The second step in the process, if you are making a change by taking something away, such as stopping smoking, or cutting back on junk food, is looking at your patterns of behavior around this habit. If you notice that you reach for junk food when you are tired or stressed, what can you do to replace that? Can you remove the junk food and have healthy snacks available to reach for? You need something to replace the old habit so you are not left in a vacuum. It is important to visualize making the change and how good it will feel when you have a new habit in place. This will also help if you tend to sabotage yourself with negative self-talk. If you have visualized your success, you will have something to counter any negative self-talk that pops up.

The next step is not mandatory, but can strengthen your ability to succeed. When you write something down, you are more likely to follow through and to keep the commitment you made to yourself. Just the act of writing it down can make it feel like a contractual agreement you have made with yourself and psychologically give you a little boost in your commitment. It is also useful to have a friend or “good habit buddy” that you can count on to keep you on the straight and narrow.
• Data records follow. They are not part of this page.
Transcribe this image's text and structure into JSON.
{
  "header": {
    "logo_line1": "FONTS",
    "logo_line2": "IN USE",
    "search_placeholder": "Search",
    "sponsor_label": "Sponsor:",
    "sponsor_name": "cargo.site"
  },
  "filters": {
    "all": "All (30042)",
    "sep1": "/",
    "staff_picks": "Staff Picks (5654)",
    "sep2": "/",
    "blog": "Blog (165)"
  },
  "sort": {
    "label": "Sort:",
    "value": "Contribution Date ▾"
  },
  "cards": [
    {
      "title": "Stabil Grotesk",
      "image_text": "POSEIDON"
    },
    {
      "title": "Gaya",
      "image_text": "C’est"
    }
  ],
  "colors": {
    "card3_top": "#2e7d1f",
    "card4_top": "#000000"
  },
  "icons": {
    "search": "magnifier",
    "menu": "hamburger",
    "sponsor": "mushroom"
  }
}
It can make things easier if you know that you are accountable to yourself and to someone else. Having a “good habit buddy” can also be there to support you when you are feeling like your behavior change is too difficult, or your willpower is waning.

Now that you have the initial steps in place, you can make the decision to change your behaviors. You have eliminated the triggers, you have a plan to change, you have all of the pieces in place to help with your success, you have a written plan and you have a buddy for support. You are ready to do the work to change your behavior. At this point, there are two last things to keep in mind. The first, is that change takes time. It can easily take at least two months if not more to make a lasting change, so be prepared to commit for the long haul. The second and often missed idea is that you need to be kind to yourself. Making behavioral changes can be difficult; you might slip up and fall back into old behaviors. If that is the case, don’t spend time beating yourself up over the slip up, just start again. Remember each day of success is a day moving in the right direction.